4. Open `traces/prog_0.sierra` and look for that statement.
    1. If it’s a return, then you are dealing with a control flow bug. These are difficult to debug.
    2. If it’s a libfunc invocation, then that libfunc is probably the one that is buggy.
    3. If it’s a library or contract call, then the bug is probably in another contract, and you should move onto the next trace.

#### Useful Scripts

In the `scripts` folder of starknet-replay, you can find useful scripts for debugging. Make sure to execute them in the root directory. Some scripts require `delta` to be installed.

- `compare-traces`: Compares every trace and outputs which are different. This can help finding the buggy contract when there are a lot of traces.
    ```bash
    > ./scripts/compare-traces.sh
    difference: ./traces/emu/trace_0.json ./traces/native/trace_0.json
    difference: ./traces/emu/trace_1.json ./traces/native/trace_1.json
    difference: ./traces/emu/trace_3.json ./traces/native/trace_3.json
    missing file: ./traces/native/trace_4.json
    ```
- `diff-trace`: Receives a trace number, and executes `delta` to compare that trace.
    ```bash
    ./scripts/diff-trace.sh 1
    ```
- `diff-trace-flow`: Like `diff-trace`, but only diffs (with `delta`) the statement indexes. It can be used to visualize the control flow difference.
    ```bash
    ./scripts/diff-trace-flow.sh 1
    ```
- `string-to-felt`: Converts the given string to a felt. Can be used to search in the code where a specific error message was generated.
    ```bash
    > ./scripts/string-to-felt.sh "u256_mul Overflow"
    753235365f6d756c204f766572666c6f77
    ```

## Debugging Compilation

If we encounter contracts/programs that take too long to compile, the first step is to pinpoint what is causing the long compilation times.

If we find that a particular libfunc is taking too much time to compile/optimize, we should consider moving that libfunc to the runtime. First, we need to check if it would give any improvements at all. To do this, we can "fake" a runtime call to trick the compiler into thinking that a particular libfunc is implemented externally. If we just "delete" the libfunc implementation, we may allow the compiler to optimize a lot of instructions away.
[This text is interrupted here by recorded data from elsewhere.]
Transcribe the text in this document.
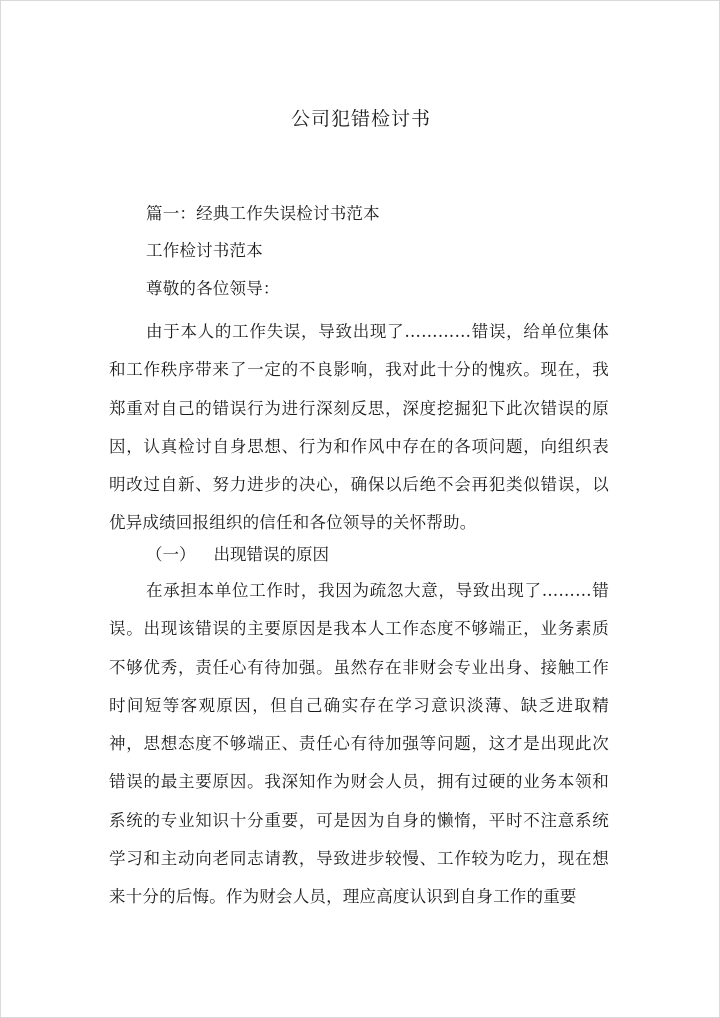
公司犯错检讨书
篇一：经典工作失误检讨书范本
工作检讨书范本
尊敬的各位领导：
由于本人的工作失误，导致出现了…………错误，给单位集体和工作秩序带来了一定的不良影响，我对此十分的愧疚。现在，我郑重对自己的错误行为进行深刻反思，深度挖掘犯下此次错误的原因，认真检讨自身思想、行为和作风中存在的各项问题，向组织表明改过自新、努力进步的决心，确保以后绝不会再犯类似错误，以优异成绩回报组织的信任和各位领导的关怀帮助。
（一） 出现错误的原因
在承担本单位工作时，我因为疏忽大意，导致出现了………错误。出现该错误的主要原因是我本人工作态度不够端正，业务素质不够优秀，责任心有待加强。虽然存在非财会专业出身、接触工作时间短等客观原因，但自己确实存在学习意识淡薄、缺乏进取精神，思想态度不够端正、责任心有待加强等问题，这才是出现此次错误的最主要原因。我深知作为财会人员，拥有过硬的业务本领和系统的专业知识十分重要，可是因为自身的懒惰，平时不注意系统学习和主动向老同志请教，导致进步较慢、工作较为吃力，现在想来十分的后悔。作为财会人员，理应高度认识到自身工作的重要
This would hide the actual problem.

For details on how to do this, see the debugging functions `build_mock_runtime_call` and `build_mock_libfunc`. The latter is fully generic, and can be used as a replacement for any libfunc implementation.

For example, to check if the `eval_circuit` libfunc is taking too much time to compile, just replace this:
```rust,ignore
// at src/libfuncs/circuit.rs
CircuitConcreteLibfunc::Eval(info) => {
    build_eval(context, registry, entry, location, helper, metadata, info)
}
```
With this:
```rust,ignore
CircuitConcreteLibfunc::Eval(info) => {
    build_mock_libfunc(context, registry, entry, location, helper, metadata, info.signature())
}
```

Note that sometimes the problem is not a libfunc, but the actual types involved. In these cases mocking a libunc may not help, as doing so would have to operate with those complex types anyway (particularly, loading them from pointers).